Ahmad Rambo mengacungkan tangan. Setelah dipersilahkan, ia mulai bicara. “Kita semua menginginkan pemecahan terbaik dan tidak merugikan semuanya. Kami yang akan digusur juga ingin selamat. Kami tidak mau mati terbawa banjir. Kami juga tidak mau mati karena nyamuk-nyamuk itu. Kami tidak mau rumah ini dibongkar sendiri kalau tidak bisa diangkut ke tempat baru karena ongkos angkut yang diberikan pemerintah kurang.  Jadi, sekarang kita harus memberitahukan masalah ini ke masyarakat banyak supaya mereka tahu dan memberikan masukan kepada pemerintah tentang apa yang seharusnya dilakukan. Nah, cara ini bisa dilakukan dengan demonstrasi.

Namun, itu saja tidak cukup. Kita juga perlu menjaga-jaga perkampungan ini agar tidak dibongkar paksa petugas pemerintah.  Usulan penambahan biaya pindah melalui Pak Lurah dan Bang Rohim juga harus dilakukan. Semua itu, jika dilakukan satu-satu membutuhkan waktu lama. Semuanya harus dilakukan serentak. Caranya dengan membagi-bagi tugas.

Saya punya usul. Saya dan semua tukang becak akan melakukan demonstrasi mengelilingi jalan-jalan besar menuju  tempat-tempat ramai dan kantor gubernur. Yang lain ada yang diam di rumah dan ada yang berjaga-jaga di setiap pintu masuk perkampungan ini. Itu dilakukan untuk mencegah aparat masuk.

Sementara itu, Pak Lurah dan Bang Rohim mendatangi Pak Camat untuk menyampaikan usul kami mengenai penambahan biaya pindah. Bagaimana?”
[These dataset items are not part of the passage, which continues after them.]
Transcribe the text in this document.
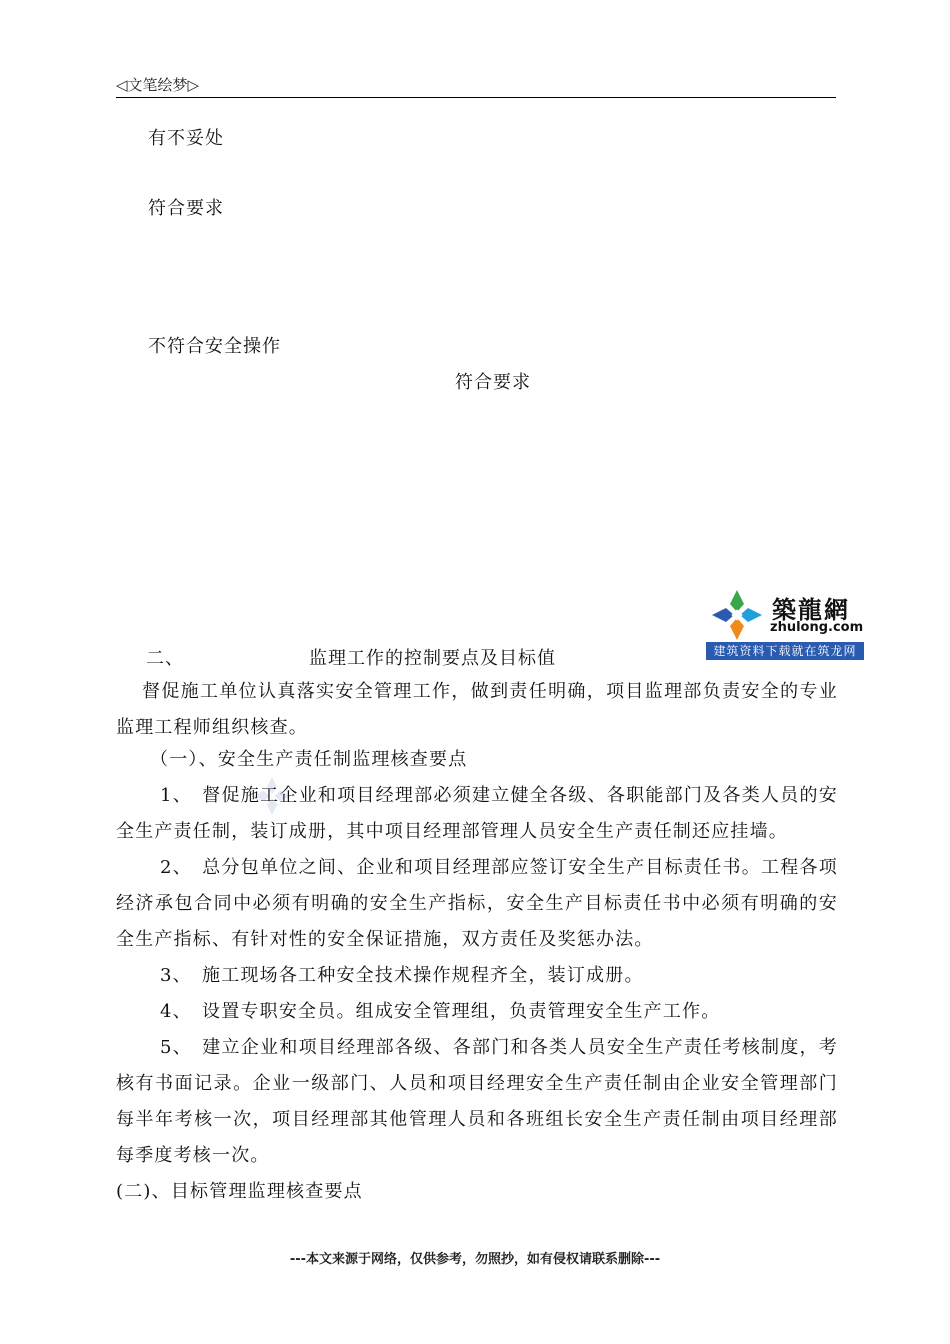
◁文笔绘梦▷
有不妥处
符合要求
不符合安全操作
符合要求
築龍網
zhulong.com
建筑资料下载就在筑龙网
二、	监理工作的控制要点及目标值
督促施工单位认真落实安全管理工作，做到责任明确，项目监理部负责安全的专业监理工程师组织核查。
（一）、安全生产责任制监理核查要点
1、　督促施工企业和项目经理部必须建立健全各级、各职能部门及各类人员的安全生产责任制，装订成册，其中项目经理部管理人员安全生产责任制还应挂墙。
2、　总分包单位之间、企业和项目经理部应签订安全生产目标责任书。工程各项经济承包合同中必须有明确的安全生产指标，安全生产目标责任书中必须有明确的安全生产指标、有针对性的安全保证措施，双方责任及奖惩办法。
3、　施工现场各工种安全技术操作规程齐全，装订成册。
4、　设置专职安全员。组成安全管理组，负责管理安全生产工作。
5、　建立企业和项目经理部各级、各部门和各类人员安全生产责任考核制度，考核有书面记录。企业一级部门、人员和项目经理安全生产责任制由企业安全管理部门每半年考核一次，项目经理部其他管理人员和各班组长安全生产责任制由项目经理部每季度考核一次。
(二)、目标管理监理核查要点
---本文来源于网络，仅供参考，勿照抄，如有侵权请联系删除---
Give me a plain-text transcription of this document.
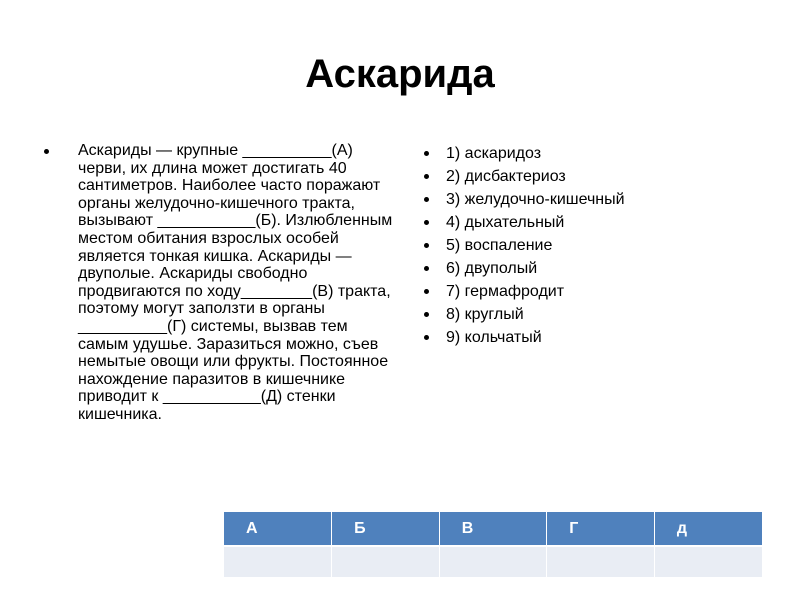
Аскарида

Аскариды — крупные __________(А) черви, их длина может достигать 40 сантиметров. Наиболее часто поражают органы желудочно-кишечного тракта, вызывают ___________(Б). Излюбленным местом обитания взрослых особей является тонкая кишка. Аскариды — двуполые. Аскариды свободно продвигаются по ходу________(В) тракта, поэтому могут заползти в органы __________(Г) системы, вызвав тем самым удушье. Заразиться можно, съев немытые овощи или фрукты. Постоянное нахождение паразитов в кишечнике приводит к ___________(Д) стенки кишечника.

1) аскаридоз
2) дисбактериоз
3) желудочно-кишечный
4) дыхательный
5) воспаление
6) двуполый
7) гермафродит
8) круглый
9) кольчатый
А	Б	В	Г	д
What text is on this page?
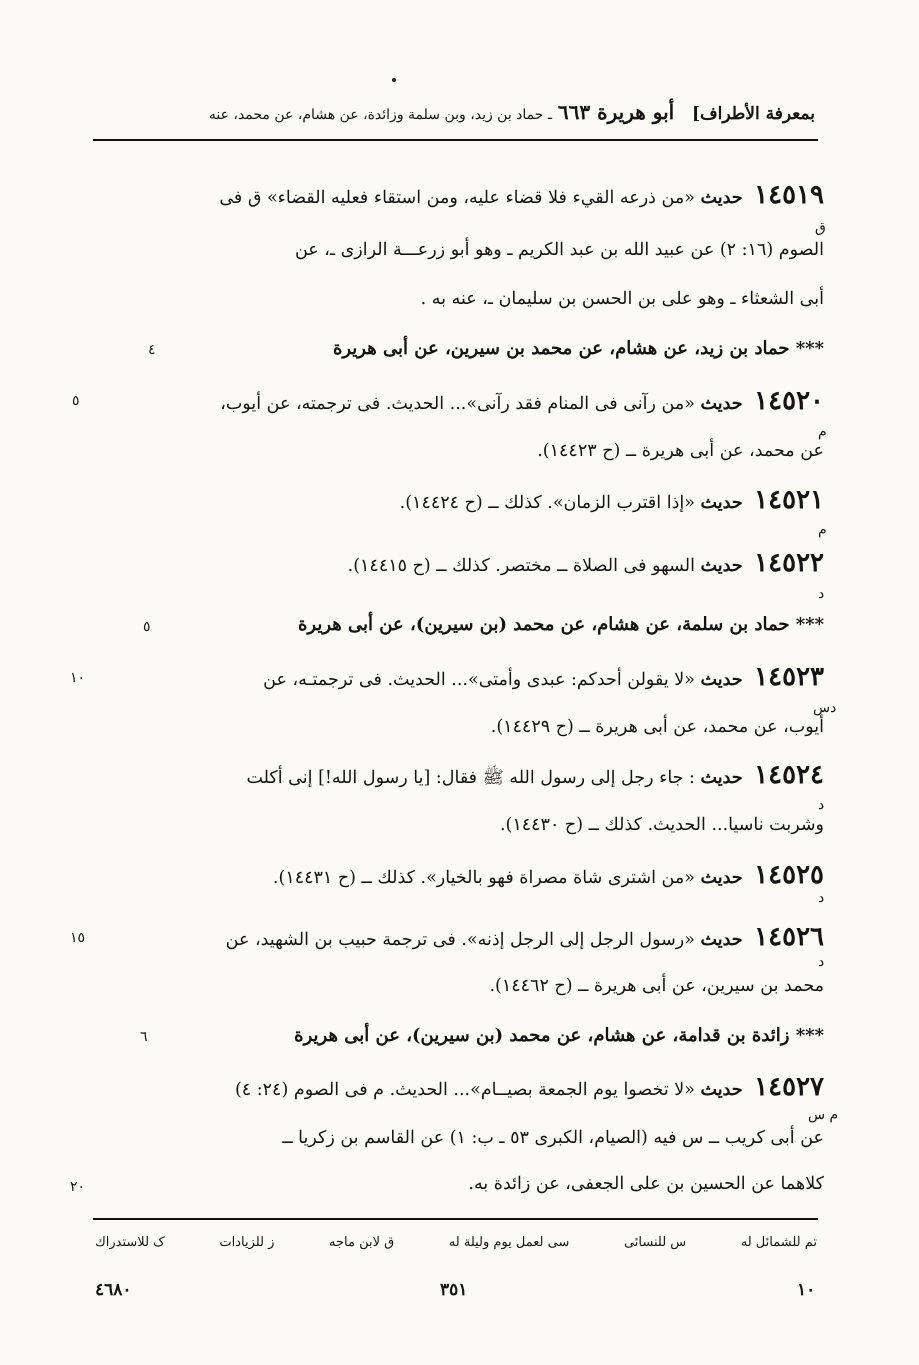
بمعرفة الأطراف]   أبو هريرة ٦٦٣ ـ حماد بن زيد، وبن سلمة وزائدة، عن هشام، عن محمد، عنه
١٤٥١٩ حديث «من ذرعه القيء فلا قضاء عليه، ومن استقاء فعليه القضاء» ق فى
الصوم (١٦: ٢) عن عبيد الله بن عبد الكريم ـ وهو أبو زرعـــة الرازى ـ، عن
أبى الشعثاء ـ وهو على بن الحسن بن سليمان ـ، عنه به .
*** حماد بن زيد، عن هشام، عن محمد بن سيرين، عن أبى هريرة
١٤٥٢٠ حديث «من رآنى فى المنام فقد رآنى»... الحديث. فى ترجمته، عن أيوب،
عن محمد، عن أبى هريرة ــ (ح ١٤٤٢٣).
١٤٥٢١ حديث «إذا اقترب الزمان». كذلك ــ (ح ١٤٤٢٤).
١٤٥٢٢ حديث السهو فى الصلاة ــ مختصر. كذلك ــ (ح ١٤٤١٥).
*** حماد بن سلمة، عن هشام، عن محمد (بن سيرين)، عن أبى هريرة
١٤٥٢٣ حديث «لا يقولن أحدكم: عبدى وأمتى»... الحديث. فى ترجمتـه، عن
أيوب، عن محمد، عن أبى هريرة ــ (ح ١٤٤٢٩).
١٤٥٢٤ حديث : جاء رجل إلى رسول الله ﷺ فقال: [يا رسول الله!] إنى أكلت
وشربت ناسيا... الحديث. كذلك ــ (ح ١٤٤٣٠).
١٤٥٢٥ حديث «من اشترى شاة مصراة فهو بالخيار». كذلك ــ (ح ١٤٤٣١).
١٤٥٢٦ حديث «رسول الرجل إلى الرجل إذنه». فى ترجمة حبيب بن الشهيد، عن
محمد بن سيرين، عن أبى هريرة ــ (ح ١٤٤٦٢).
*** زائدة بن قدامة، عن هشام، عن محمد (بن سيرين)، عن أبى هريرة
١٤٥٢٧ حديث «لا تخصوا يوم الجمعة بصيــام»... الحديث. م فى الصوم (٢٤: ٤)
عن أبى كريب ــ س فيه (الصيام، الكبرى ٥٣ ـ ب: ١) عن القاسم بن زكريا ــ
كلاهما عن الحسين بن على الجعفى، عن زائدة به.
ق
م
م
د
دس
د
د
د
م س
٤
٥
٥
١٠
١٥
٦
٢٠
تم للشمائل له
س للنسائى
سى لعمل يوم وليلة له
ق لابن ماجه
ز للزيادات
ک للاستدراك
٤٦٨٠	٣٥١	١٠
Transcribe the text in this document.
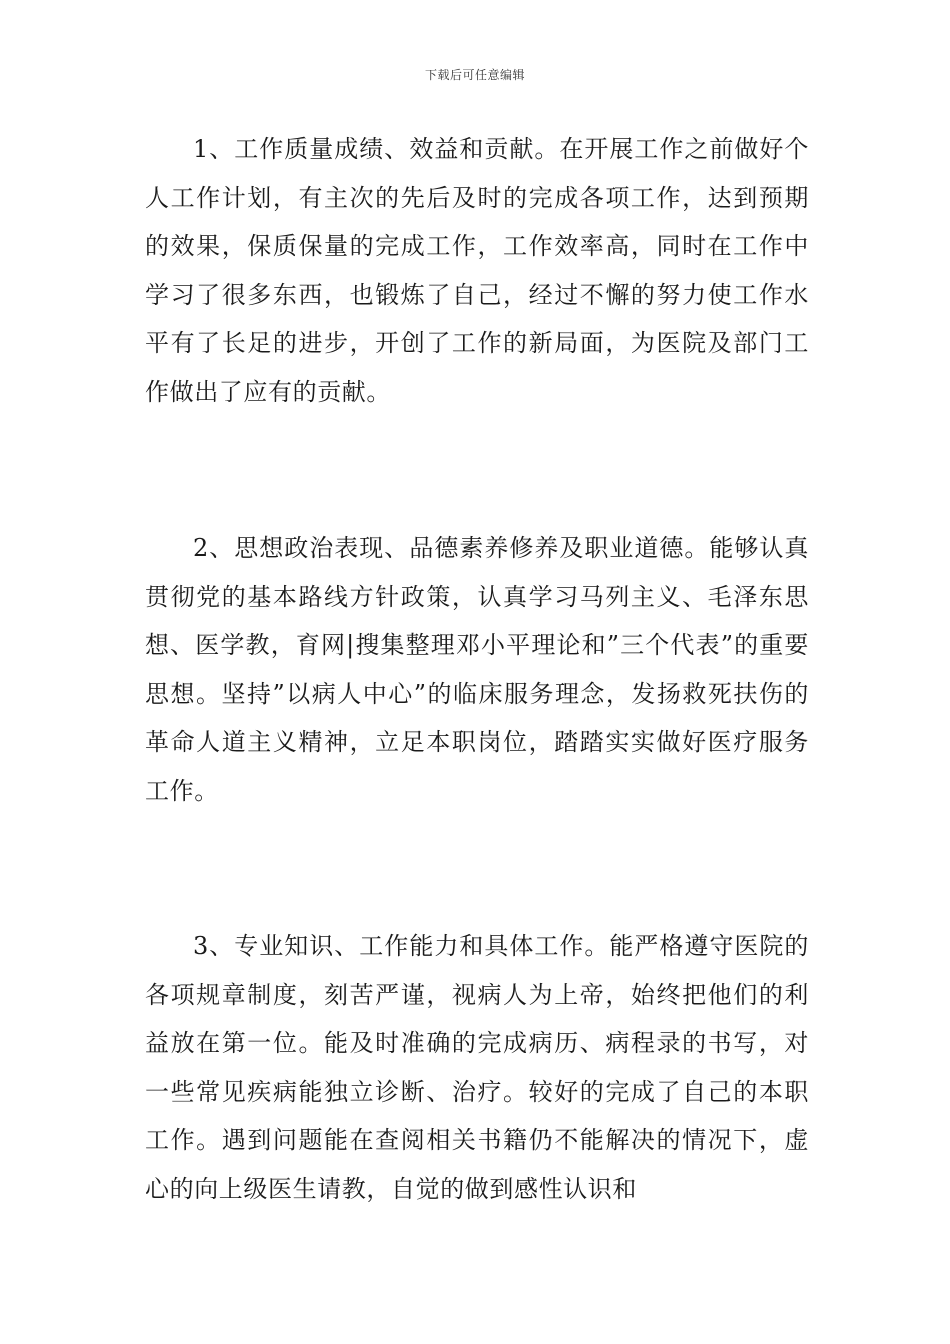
下载后可任意编辑

1、工作质量成绩、效益和贡献。在开展工作之前做好个人工作计划，有主次的先后及时的完成各项工作，达到预期的效果，保质保量的完成工作，工作效率高，同时在工作中学习了很多东西，也锻炼了自己，经过不懈的努力使工作水平有了长足的进步，开创了工作的新局面，为医院及部门工作做出了应有的贡献。

2、思想政治表现、品德素养修养及职业道德。能够认真贯彻党的基本路线方针政策，认真学习马列主义、毛泽东思想、医学教，育网|搜集整理邓小平理论和”三个代表”的重要思想。坚持”以病人中心”的临床服务理念，发扬救死扶伤的革命人道主义精神，立足本职岗位，踏踏实实做好医疗服务工作。

3、专业知识、工作能力和具体工作。能严格遵守医院的各项规章制度，刻苦严谨，视病人为上帝，始终把他们的利益放在第一位。能及时准确的完成病历、病程录的书写，对一些常见疾病能独立诊断、治疗。较好的完成了自己的本职工作。遇到问题能在查阅相关书籍仍不能解决的情况下，虚心的向上级医生请教，自觉的做到感性认识和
“Setuju…………….!” suara bergemuruh di tempat pertemuan itu. Semua yang hadir, di luar maupun di dalam, menyatakan setuju dengan gagasan Ahmad Rambo. 

“Ya, betul. Kita harus bekerjasama. Jangan ada yang tidur-tiduran, apalagi dengan lonte. Tinggalkan dulu lonte-lonte itu, biarkan mereka istirahat beberapa malam, supaya anunya rapat kembali! Hidup lonte….! Eh, hidup Rambo……!” Rojali kembali bicara menggebu-gebu. Apa yang dibicarakannya tidak lepas dari urusan pelacur. Lonte.

Semua menjawab teriakkan Rojali. Nama Rambo diteriakkannya berkali-kali.  “Hidup Rambo….!”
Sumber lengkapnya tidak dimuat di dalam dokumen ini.